26 juin. — Je n’ai pas fermé l’œil, cette nuit. Le sommeil ne venant pas, je me suis levée, et j’ai marché sans bruit, par toute la maison. Quelles heures tourmentées j’ai vécues là sans que personne le sache ! Mon père et mon frère ignorent la proposition qui m’a été faite ; je ne veux pas leur en parler avant d’avoir pris une décision.

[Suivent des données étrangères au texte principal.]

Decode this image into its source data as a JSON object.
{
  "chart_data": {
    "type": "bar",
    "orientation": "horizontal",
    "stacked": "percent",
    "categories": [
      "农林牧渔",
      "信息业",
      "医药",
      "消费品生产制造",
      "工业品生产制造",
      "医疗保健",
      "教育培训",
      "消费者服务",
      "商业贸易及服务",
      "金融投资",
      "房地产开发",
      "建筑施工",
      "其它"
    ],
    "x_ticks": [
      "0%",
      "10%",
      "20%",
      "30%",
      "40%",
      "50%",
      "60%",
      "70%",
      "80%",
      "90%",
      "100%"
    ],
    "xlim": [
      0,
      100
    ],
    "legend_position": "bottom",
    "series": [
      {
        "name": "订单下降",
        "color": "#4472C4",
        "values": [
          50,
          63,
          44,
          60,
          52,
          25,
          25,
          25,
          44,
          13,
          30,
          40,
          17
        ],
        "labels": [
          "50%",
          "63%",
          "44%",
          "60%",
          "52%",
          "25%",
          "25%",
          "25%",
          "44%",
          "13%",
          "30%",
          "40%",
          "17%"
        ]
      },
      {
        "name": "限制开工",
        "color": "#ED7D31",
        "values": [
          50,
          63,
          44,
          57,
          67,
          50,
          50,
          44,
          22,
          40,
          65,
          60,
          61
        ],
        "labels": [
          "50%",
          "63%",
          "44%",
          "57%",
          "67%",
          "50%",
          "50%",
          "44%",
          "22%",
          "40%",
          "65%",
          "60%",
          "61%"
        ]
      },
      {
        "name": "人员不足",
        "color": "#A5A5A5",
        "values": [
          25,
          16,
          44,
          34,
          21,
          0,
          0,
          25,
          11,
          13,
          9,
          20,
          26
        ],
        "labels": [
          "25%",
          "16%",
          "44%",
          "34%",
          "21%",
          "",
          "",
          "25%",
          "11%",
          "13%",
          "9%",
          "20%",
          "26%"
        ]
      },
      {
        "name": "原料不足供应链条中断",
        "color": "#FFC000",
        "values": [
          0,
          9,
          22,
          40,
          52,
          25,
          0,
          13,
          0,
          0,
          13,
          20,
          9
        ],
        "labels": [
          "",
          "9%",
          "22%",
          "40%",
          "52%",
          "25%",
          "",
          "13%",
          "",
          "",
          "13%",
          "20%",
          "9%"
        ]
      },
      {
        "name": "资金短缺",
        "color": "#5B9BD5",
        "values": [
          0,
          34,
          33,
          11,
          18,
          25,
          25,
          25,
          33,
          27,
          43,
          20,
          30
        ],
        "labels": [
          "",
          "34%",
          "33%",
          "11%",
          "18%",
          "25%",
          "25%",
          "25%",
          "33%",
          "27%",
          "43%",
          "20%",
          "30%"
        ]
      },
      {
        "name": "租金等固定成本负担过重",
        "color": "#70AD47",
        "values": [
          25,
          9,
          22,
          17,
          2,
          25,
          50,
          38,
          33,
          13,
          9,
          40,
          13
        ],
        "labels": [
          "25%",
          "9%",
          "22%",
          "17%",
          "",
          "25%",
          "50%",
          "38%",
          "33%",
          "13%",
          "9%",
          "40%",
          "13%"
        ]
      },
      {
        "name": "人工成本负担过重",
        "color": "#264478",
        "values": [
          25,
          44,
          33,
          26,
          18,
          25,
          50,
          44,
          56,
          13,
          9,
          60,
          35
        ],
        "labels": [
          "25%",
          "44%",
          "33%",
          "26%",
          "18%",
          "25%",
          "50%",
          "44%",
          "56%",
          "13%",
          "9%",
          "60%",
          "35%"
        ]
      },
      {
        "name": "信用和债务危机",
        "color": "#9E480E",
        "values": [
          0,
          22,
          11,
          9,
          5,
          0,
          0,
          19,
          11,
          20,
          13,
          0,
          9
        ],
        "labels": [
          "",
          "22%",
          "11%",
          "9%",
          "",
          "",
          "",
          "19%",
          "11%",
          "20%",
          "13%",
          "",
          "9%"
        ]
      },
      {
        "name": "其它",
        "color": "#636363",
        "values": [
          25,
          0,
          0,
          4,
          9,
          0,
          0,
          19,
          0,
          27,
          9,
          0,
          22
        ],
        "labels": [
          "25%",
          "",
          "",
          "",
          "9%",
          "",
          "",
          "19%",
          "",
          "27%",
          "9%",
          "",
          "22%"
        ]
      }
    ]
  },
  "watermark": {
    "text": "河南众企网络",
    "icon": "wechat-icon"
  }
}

Quelle nuit ! Un reste de crépuscule rose, filtrant à travers les feuillages, mettait des lueurs vivantes sur les murs. Un doux reflet tombait sur ce portrait de ma mère qu’un photographe ambulant fit jadis sur une grande plaque de zinc… Ah ! ce portrait m’a inspirée !… J’ai beaucoup réfléchi, j’ai pesé toutes choses… Je sens des liens puissants qui m’attachent ici. Je sais maintenant que si je partais, mon cœur en serait à jamais déchiré… Je ne partirai pas !… Je ne partirai jamais. Partir, partir… quel mot plein de mystère et de menace ! Si je partais d’ici je mourrais d’ennui, j’en suis sûre, comme une plante déracinée qui se dessèche sur sa tige.

Près de moi est le portrait de ma mère. Sa coiffe blanche retombe, gracieuse, sur ses cheveux lisses, et ses yeux semblent me regarder mystérieusement. Son âme est ici qui se pose sur toute chose. Elle m’entoure, elle me garde, elle m’inspire mon devoir. Mon devoir est de rester dans cette maison. Là-bas, il est vrai, je serais une grande dame, et tous les plaisirs deviendraient mon lot ; mais j’aurais toujours au fond de l’âme un remords : celui d’avoir abandonné l’œuvre commencée, d’avoir délaissé mon père et le foyer… Je pense à ma mère. Ce serait donc en vain qu’elle s’est dépensée sans compter, qu’elle a tant travaillé, tant peiné ? Cette maison qu’elle aimait, qui a été, pour ainsi dire, pétrie de ses sueurs, cette maison à laquelle elle a donné tous ses instants et toute sa vie, cette bonne maison qui nous a abrités des froids et des grands vents, cette maison deviendrait, par mon abandon, une « Maison Condamnée » ?… Je sais que mon père, laissé seul, abandonnerait la tâche, qu’il partirait et vendrait à vil prix ce bien si péniblement défriché… Des mains étrangères, peut-être, viendraient profaner ces travaux. Non, cela ne sera pas ! « La fleur des bois » (comme ils m’appellent) ne sera pas transplantée dans une terre lointaine pour y sécher, pour y mourir. Ô ma mère, votre regard m’implore dans l’ombre… Vous ne rougirez pas de votre enfant ! Votre demeure ne sera pas fermée, des êtres étrangers n’y viendront pas s’asseoir à votre place. Je vivrai et mourrai dans cette maison, et je garderai avec soin votre souvenir.

Ces lueurs, ces mirages de bien-être de nouveauté qui sont entrés dans ma pensée sans que j’aie pu crier gare, aujourd’hui je les repousse avec ardeur comme on repousse la tentation et le péché… Une force inconnue vient à mon secours. Les mille esprits de ces bois et toutes les voix du passé me défendent contre cette invasion étrangère.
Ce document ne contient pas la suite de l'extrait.